二人は歌ったり、踊ったりしながら夜の街を歩く。そして、暗い公園のベンチに座ると、グレタは、ちょっと古くてベタだけど好きな曲なの、と言いながら、映画「カサブランカ」の挿入歌として有名な「As Time Goes By」をかける。すると、聴きながらダンはこう言う。

「音楽の魔法だ。ありふれた風景が急に意味を持つんだ。どうでもいいような平凡だと思っていたものが音楽によって、美しく輝く真珠になる」

音楽が好きな人はもちろん、それほど音楽を意識して生活していなくたって、きっと心が打たれる素敵なシーンだ。生きていくことは、退屈な日常の繰り返しだし、思い通りにいかないさまざまなトラブルや悩みに満ち溢れている。だけど、そんな中にささやかな喜びや美しさを見つけ出し、それを誰かと共有することで生きていく希望を見つける。音楽は一見平凡で見逃してしまいそうな風景や光を失い暗く閉ざした失意の心に、光を当てて、真珠のような輝きを与えてくれるスポットライトのような存在になる。

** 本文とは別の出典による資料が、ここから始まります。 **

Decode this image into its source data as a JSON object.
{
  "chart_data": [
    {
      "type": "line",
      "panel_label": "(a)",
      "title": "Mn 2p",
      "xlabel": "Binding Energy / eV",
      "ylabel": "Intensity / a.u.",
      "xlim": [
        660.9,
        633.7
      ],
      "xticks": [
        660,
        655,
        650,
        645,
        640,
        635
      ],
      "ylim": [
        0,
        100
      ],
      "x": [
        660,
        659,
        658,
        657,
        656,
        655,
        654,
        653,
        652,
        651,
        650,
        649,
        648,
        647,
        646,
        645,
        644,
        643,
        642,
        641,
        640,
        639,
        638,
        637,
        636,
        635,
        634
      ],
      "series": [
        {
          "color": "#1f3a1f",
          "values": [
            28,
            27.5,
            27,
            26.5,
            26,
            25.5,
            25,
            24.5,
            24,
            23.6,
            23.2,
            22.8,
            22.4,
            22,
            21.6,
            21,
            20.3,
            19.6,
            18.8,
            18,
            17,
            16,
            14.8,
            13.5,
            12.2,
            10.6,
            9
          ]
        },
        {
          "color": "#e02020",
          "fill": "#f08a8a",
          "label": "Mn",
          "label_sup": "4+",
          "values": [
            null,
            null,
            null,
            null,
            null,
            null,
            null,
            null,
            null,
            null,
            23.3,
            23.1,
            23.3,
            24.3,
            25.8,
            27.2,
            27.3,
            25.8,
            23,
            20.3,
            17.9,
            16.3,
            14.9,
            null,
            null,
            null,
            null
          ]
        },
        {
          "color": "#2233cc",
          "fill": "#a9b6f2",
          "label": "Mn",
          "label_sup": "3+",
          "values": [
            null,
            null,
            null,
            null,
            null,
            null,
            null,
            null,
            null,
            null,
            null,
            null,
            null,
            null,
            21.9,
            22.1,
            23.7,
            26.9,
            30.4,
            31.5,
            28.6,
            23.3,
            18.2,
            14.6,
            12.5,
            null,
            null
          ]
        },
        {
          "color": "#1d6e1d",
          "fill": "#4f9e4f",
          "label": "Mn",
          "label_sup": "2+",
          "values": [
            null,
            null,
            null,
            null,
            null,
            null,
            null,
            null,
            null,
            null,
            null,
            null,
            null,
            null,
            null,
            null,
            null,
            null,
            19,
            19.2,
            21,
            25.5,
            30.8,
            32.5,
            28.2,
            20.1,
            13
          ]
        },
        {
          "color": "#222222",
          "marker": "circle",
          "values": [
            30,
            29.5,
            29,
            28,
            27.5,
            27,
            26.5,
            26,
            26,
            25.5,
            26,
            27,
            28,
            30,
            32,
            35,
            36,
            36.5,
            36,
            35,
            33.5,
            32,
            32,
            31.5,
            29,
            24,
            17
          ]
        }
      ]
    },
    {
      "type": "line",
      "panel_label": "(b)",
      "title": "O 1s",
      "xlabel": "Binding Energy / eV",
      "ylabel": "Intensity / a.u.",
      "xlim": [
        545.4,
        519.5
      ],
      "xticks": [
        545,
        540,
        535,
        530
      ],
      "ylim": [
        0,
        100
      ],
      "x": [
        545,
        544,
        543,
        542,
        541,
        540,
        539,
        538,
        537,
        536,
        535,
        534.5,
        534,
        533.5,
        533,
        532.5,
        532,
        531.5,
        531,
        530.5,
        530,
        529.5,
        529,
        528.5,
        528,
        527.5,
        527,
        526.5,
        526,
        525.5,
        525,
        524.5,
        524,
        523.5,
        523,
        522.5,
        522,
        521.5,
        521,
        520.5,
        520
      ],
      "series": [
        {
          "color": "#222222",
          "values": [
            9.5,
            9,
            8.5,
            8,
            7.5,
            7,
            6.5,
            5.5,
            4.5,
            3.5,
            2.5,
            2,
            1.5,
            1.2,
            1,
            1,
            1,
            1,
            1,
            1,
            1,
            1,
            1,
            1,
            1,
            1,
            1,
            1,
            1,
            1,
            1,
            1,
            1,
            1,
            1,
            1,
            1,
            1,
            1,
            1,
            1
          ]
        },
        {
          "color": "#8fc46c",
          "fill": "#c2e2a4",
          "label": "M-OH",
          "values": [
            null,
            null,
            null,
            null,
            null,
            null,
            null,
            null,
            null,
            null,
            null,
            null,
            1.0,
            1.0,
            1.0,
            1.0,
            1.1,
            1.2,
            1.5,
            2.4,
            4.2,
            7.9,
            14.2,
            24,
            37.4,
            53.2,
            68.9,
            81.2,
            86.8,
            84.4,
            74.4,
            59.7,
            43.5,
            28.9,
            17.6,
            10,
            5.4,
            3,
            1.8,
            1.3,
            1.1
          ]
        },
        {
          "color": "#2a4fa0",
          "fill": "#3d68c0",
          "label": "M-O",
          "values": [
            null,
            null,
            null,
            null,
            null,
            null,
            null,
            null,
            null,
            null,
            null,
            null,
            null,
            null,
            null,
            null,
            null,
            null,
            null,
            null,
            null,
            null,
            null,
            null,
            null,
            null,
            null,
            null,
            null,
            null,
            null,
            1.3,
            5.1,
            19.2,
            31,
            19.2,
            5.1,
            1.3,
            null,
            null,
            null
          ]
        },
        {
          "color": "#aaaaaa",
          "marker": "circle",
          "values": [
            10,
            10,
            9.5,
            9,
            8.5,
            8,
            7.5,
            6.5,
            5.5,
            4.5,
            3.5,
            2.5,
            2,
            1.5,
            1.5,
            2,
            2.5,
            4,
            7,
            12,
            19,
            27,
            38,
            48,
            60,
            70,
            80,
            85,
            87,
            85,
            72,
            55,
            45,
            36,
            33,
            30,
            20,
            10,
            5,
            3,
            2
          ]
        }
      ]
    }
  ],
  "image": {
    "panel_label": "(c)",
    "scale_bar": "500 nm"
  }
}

そうやって考えてみると、音楽だけでなく、映画や本、それに旅だってそうだ。僕らの平凡な日常にスポットライトをあてて、太陽みたいに輝く瞬間があることを教えてくれる。旅先では、場末の裏路地にある流行らない食堂が、なんとも言えない光を放ち、旅人に素晴らしい体験を与えてくれることがよくある。

そして、それは日常の生活でも同じだ。トラベラーズノートもまたそんなスポットライトのような存在でありたい。 このノートを手にすれば、いつもは捨ててしまうレシートやチケットの半券などのなんの価値もない紙切れが光を放ち、かけがえない宝物になる。ノートに日記のように記すことで、いつもの定食屋の日替わり定食や、帰宅途中に気まぐれで立ち寄った喫茶店のコーヒーが、まるで旅先で偶然めぐり合った名物料理みたいに光を放つ。いつも通勤で使っている電車の車両に、自分の車や自転車をノートにスケッチするだけで、それは人生という旅の移動手段になる。

素敵な音楽を聴くこと、心に響く映画を見ること、本を読むこと、旅に出ること、そして、トラベラーズノートに何かを書き留めること。それらは全部、自分の生活に光を当ててくれるスポットライトの光源を探し求めていく行為だ。

僕らにはもっと光が必要だから、トラベラーズノートを手にして、音楽を聴き、映画を見て、本を読み、旅に出ることを続ける。そうしたら、こんな自分にだって、いつか輝く瞬間があるってことに気付くことができるかもしれないな。